9. Rencana Besar

157 14 3
                                    

"Ini adalah berkas-berkas yang kau minta," ujar Laura setelah meletakkan tumpukan dokumen di atas meja kantor Eleanor.

Wanita cantik di depannya memandang semua dokumen itu dengan serius. Jemari lentiknya mulai menyebarkan dokumen itu di atas meja dan mengecek satu per satu isi-isi di dalamnya. Sementara Laura berjalan ke sofa di ruangan itu dan duduk di sana.

"Apa yang akan kau lakukan dengan semua data dari perusahaan Grivanka itu?" tanya Laura sedikit penasaran.

"Ku pikir kau sama sekali tidak tertarik dengan perusahaan keluargamu itu karena sudah memiliki perusahaan sendiri yang hampir sama besarnya," lanjut wanita berambut hitam pekat itu.

Kini tubuhnya ia senderkan dalam-dalam pada kepala sofa. Hari sudah menjelang malam. Cukup melelahkan mengumpulkan setiap dokumen dari perusahaan terbesar di Boston itu. Mulai dari pemasukkan, pengeluaran, kerja sama dari bertahun-tahun lalu, bahkan utang-piutang yang menjalankan perusahaan itu.

Untungnya, Laura memiliki hubungan yang sangat baik dengan sekretaris Nicolas, atau bisa dikatakan dia memiliki hubungan khusus dengan pria yang menjabat sebagai asisten nomor satu Nicolas. Sehingga sedikit memudahkannya dalam mengumpulkan segala hal yang dimina oleh Eleanor.

Wanita berambut pirang dengan paras seperti dewi-dewi di lukisan pelukis inggris itu masih fokus pada segala kertas yang berserakkan di depan matanya. Seolah wanita itu sedang memahami dan merencanakan sesuatu.

"Kau berencana membaca semua itu malam ini?" tanya Laura "ku pikir ada baiknya kita berdua pulang dan melanjutkan segala sesuatu di besok hari saja," lanjut wanita itu.

Sekarang sudah lewat dari jam pulang kantor dan hari ini Eleanor sudah melakukan sebanyak tiga rapat berturut-turut dari pagi hari, jadi wanita itu merasa tidak baik bagi bosnya untuk terus melanjutkan pekerjaannya.

Mereka berdua harus beristirahat atau keduanya akan drop besok hari, itu yang dipikirkan Laura. Tetapi bagi Eleanor, waktu untuknya semakin sedikit. Sesuatu yang harus dia kerjakan membutuhkan banyak langkah dan persiapan, jika dia lengah sedikit maka semuanya bisa gagal.

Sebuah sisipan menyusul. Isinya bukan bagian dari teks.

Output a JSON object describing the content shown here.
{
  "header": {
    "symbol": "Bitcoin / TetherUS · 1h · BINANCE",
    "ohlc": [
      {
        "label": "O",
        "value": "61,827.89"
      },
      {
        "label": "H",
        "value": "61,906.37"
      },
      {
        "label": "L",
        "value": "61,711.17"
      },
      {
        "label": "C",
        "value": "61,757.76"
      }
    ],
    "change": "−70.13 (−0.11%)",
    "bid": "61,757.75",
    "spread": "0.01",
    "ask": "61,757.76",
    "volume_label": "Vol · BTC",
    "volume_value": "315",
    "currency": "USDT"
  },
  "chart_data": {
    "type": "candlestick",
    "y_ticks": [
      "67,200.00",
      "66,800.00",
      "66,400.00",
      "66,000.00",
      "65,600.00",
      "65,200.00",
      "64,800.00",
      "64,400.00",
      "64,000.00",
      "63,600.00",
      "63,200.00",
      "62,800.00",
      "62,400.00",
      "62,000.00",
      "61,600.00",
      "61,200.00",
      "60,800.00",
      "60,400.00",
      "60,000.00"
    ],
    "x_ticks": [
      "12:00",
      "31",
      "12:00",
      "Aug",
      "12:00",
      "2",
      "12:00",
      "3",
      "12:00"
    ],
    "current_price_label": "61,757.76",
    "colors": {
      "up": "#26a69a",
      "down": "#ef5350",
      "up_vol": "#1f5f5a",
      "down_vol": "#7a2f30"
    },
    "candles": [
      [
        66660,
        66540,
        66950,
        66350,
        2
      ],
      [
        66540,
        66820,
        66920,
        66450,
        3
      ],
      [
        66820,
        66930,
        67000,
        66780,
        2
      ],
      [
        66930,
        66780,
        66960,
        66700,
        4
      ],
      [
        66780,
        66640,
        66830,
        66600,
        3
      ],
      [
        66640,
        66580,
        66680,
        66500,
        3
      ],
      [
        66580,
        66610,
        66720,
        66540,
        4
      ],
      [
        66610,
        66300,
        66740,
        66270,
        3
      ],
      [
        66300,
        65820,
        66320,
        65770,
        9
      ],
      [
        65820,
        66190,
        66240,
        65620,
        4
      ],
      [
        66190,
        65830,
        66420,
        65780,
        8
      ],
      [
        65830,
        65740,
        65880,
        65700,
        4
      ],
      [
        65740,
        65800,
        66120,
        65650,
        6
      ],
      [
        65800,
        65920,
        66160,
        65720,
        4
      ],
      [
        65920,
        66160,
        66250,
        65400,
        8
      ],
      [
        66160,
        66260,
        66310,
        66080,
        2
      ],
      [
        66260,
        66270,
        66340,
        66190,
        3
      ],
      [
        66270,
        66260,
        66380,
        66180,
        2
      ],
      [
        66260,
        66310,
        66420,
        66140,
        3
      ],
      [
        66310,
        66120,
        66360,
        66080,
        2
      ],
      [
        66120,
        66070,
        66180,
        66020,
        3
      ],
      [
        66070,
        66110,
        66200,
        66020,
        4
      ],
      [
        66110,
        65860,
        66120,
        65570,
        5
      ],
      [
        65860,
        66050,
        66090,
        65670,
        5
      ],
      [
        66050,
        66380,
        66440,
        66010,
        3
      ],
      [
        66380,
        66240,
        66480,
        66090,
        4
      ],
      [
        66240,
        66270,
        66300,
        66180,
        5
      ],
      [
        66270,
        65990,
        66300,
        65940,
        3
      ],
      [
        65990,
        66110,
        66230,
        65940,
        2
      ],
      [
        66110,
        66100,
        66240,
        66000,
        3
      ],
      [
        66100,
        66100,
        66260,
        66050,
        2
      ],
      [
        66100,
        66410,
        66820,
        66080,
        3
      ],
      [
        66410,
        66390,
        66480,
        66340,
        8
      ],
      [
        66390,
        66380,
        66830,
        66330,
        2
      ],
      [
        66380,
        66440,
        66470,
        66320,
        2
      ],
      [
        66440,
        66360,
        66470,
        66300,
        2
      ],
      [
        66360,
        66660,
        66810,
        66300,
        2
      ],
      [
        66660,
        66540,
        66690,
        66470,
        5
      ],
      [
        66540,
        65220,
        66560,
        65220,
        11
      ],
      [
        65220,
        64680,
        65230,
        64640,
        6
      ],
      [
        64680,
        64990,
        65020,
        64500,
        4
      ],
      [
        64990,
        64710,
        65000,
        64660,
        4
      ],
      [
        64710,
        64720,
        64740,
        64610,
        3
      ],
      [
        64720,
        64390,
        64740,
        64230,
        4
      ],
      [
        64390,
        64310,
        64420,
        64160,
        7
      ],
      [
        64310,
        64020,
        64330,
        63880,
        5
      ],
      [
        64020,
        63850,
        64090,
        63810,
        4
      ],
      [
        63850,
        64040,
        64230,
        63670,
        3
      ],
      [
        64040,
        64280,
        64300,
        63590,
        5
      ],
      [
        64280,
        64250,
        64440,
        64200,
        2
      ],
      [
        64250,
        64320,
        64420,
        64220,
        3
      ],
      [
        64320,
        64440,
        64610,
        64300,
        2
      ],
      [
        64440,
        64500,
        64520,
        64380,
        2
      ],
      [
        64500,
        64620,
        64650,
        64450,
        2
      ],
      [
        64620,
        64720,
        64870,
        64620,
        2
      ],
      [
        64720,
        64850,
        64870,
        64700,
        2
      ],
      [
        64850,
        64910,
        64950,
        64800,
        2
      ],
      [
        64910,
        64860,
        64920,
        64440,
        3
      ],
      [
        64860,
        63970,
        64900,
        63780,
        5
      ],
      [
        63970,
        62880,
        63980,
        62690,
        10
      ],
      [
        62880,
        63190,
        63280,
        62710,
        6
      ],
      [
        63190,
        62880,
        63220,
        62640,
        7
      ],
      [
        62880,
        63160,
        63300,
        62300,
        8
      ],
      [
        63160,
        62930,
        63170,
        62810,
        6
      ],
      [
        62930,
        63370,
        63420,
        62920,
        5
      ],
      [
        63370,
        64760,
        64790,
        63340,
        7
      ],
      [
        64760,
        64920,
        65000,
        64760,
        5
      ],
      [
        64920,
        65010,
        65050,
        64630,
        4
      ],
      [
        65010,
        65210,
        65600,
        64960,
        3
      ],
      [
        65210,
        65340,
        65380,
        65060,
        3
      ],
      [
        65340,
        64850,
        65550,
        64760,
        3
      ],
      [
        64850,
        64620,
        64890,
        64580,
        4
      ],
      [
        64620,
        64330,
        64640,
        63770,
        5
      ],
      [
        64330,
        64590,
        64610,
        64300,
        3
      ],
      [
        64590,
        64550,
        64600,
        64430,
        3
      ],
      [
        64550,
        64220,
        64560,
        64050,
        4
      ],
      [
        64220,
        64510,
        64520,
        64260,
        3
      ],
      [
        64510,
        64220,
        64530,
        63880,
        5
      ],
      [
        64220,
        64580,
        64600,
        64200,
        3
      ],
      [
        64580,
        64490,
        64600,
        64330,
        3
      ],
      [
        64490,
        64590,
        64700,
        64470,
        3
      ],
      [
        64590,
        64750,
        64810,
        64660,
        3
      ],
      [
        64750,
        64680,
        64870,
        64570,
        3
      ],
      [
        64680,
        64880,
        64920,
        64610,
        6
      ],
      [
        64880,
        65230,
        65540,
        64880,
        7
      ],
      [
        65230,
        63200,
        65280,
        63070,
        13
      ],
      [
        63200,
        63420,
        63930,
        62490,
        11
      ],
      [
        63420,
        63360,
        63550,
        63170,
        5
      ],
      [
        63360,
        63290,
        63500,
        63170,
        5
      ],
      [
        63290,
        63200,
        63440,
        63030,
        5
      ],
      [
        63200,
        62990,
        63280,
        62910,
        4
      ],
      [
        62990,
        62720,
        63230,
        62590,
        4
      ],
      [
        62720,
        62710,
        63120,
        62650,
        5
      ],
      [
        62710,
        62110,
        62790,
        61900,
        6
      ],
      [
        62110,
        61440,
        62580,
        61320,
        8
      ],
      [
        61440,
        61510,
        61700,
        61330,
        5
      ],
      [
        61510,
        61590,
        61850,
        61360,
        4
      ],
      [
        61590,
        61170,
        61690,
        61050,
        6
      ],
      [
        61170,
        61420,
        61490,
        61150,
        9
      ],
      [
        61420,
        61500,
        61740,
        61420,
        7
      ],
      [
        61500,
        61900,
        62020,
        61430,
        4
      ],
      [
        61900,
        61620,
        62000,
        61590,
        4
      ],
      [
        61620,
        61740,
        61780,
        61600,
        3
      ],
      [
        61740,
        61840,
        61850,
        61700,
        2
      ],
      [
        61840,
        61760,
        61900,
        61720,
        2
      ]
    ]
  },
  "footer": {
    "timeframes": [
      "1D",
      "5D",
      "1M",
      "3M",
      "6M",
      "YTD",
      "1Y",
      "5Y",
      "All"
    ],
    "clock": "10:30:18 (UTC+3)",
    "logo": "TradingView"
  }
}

"Kau pulang duluan saja," ujar Eleanor setelah sekian lama hanya diam memandang kertas-kertas di mejanya. "Aku masih harus membaca semua ini," lanjut wanita itu tanpa sedikitpun melirik pada Laura.

Wanita berambut hitam itu berdecak kesal. "Kau harus memikirkan kesehatanmu juga. Minggu ini sudah terlalu padat bagimu, mulai dari rapat dengan berbagai perusahaan, mempelajari perusahaan Joshua, mengurus berbagai urusan produk baru kita yang akan keluar bulan depan dan sekarang kau masih mau melanjutkannya dengan membaca data perusahaan keluargamu sendiri? Kau bisa melakukannya besok hari," omel Laura.

Eleanor mengangkat kepalanya, memandang lurus pada wanita yang sudah bersamanya hampir lima tahun itu. Tatapan yang berisi berbagai macam emosi yang tidak bisa Laura pahami.

"Baiklah, terserah". Laura menyerah.

Wanita berambut hitam sebahu itu mengambil tasnya dan berdiri akan segera meninggalkan ruangan Eleanor tersebut.

"Terakhir, tolong atur pertemuanku dengan pengacara keluargaku," ujar Eleanor.

"Minggu ini, di akhir pekan. Tanyakan padanya kapan kami bisa bertemu".

Laura menghela napas berat. Dia sama sekali tidak mengerti sebenarnya apa yang sedang dikerjakan oleh Eleanor, wanita berambut pirang itu tidak pernah mengatakan apapun padanya selain menyuruhnya ini dan itu.

"Aku akan melakukannya besok," ujar Laura menjawab permintaan Eleanor.

Eleanor mengangguk dan kembali menundukkan kepalanya, membaca dokumen-dokumen yang ada di depannya dan terlihat tidak akan mengatakan apapun lagi. Laura melangkahkan kakinya keluar berniat segera pulang daripada harus bertengkar dengan Eleanor jika dia masih bertahan di sana.